"The Ascension is ... at once [1] the seal of the salvific work of mediation effected by Christ
in virtue of the hypostatic union, and [2] the commencement of a new mission of
the Word incarnate in his relation to the world. We celebrate 'the most sacred day on which
your Only Begotten Son, our Lord, placed at the right hand of your glory our
weak human nature, which he had united to himself [(diem sacratissimum
celebrantes, quo Dominus noster, Unigenitus Filius tuus, unitam sibi fragilitatis
nostrae substantiam in gloriae tuae dextera collocavit)]' (Proper of the
Ascension, Eucharistic Prayer I). That humanity finds itself in [(une humanité se retrouve en; indeed at the right hand of)] God—[a wholly] undreamed-of fact perhaps still
more extraordinary than [that of] a God who has become [(se soit fait)] man—has
been and is, today and forever, [a] mystery of salvation.

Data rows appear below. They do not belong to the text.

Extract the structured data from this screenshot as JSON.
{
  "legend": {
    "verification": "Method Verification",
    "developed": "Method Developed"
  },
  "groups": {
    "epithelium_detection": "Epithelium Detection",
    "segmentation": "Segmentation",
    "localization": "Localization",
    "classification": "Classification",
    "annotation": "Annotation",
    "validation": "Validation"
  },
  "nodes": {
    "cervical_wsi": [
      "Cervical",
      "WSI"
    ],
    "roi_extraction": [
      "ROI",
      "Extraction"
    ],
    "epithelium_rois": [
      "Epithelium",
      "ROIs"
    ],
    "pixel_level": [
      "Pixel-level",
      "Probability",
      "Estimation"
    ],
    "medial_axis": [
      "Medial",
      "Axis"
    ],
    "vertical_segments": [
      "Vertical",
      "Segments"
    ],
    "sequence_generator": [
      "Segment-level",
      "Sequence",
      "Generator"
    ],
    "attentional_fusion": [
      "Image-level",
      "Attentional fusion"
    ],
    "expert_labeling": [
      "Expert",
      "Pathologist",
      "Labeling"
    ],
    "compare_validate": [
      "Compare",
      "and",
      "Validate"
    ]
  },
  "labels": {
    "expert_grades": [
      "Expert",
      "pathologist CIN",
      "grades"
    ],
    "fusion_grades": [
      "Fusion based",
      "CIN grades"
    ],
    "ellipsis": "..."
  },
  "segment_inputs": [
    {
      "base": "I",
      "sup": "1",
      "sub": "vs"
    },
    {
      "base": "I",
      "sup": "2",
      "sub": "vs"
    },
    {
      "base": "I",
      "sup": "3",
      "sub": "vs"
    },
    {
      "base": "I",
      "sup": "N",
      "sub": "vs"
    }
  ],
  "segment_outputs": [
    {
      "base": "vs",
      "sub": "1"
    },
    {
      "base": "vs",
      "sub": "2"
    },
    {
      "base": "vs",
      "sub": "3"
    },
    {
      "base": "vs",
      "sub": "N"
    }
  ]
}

By this fact, the exaltation of the incarnate
Word has an incidence necessary to [(une incidence sur)] the transmission of
the faith, [to] union with God, and [to] the beatific vision, all three
submitted to the 'sublime materialism' of the Christian faith, whose sole and
unique law, against every docetist temptation, is that of the Incarnation. By confessing the Ascension of Christ,
Christians proclaim that it is possible for flesh to enter into glory: [a] scandal to those who hate the flesh, [sheer]
folly [to] those who adore it for its own sake."
Nathalie Requin, "L'ascension
du Christ: le Verbe fait homme pour l'éternité," Nouvelle revue théologique 139, no.2 (2017): 207 (192-208). What follows is, of course, a concluding reference to the corresponding Assumption of the Blessed Virgin Mary.
"The Word became
flesh in a manner irrevocable and definitive, for eternity" (199).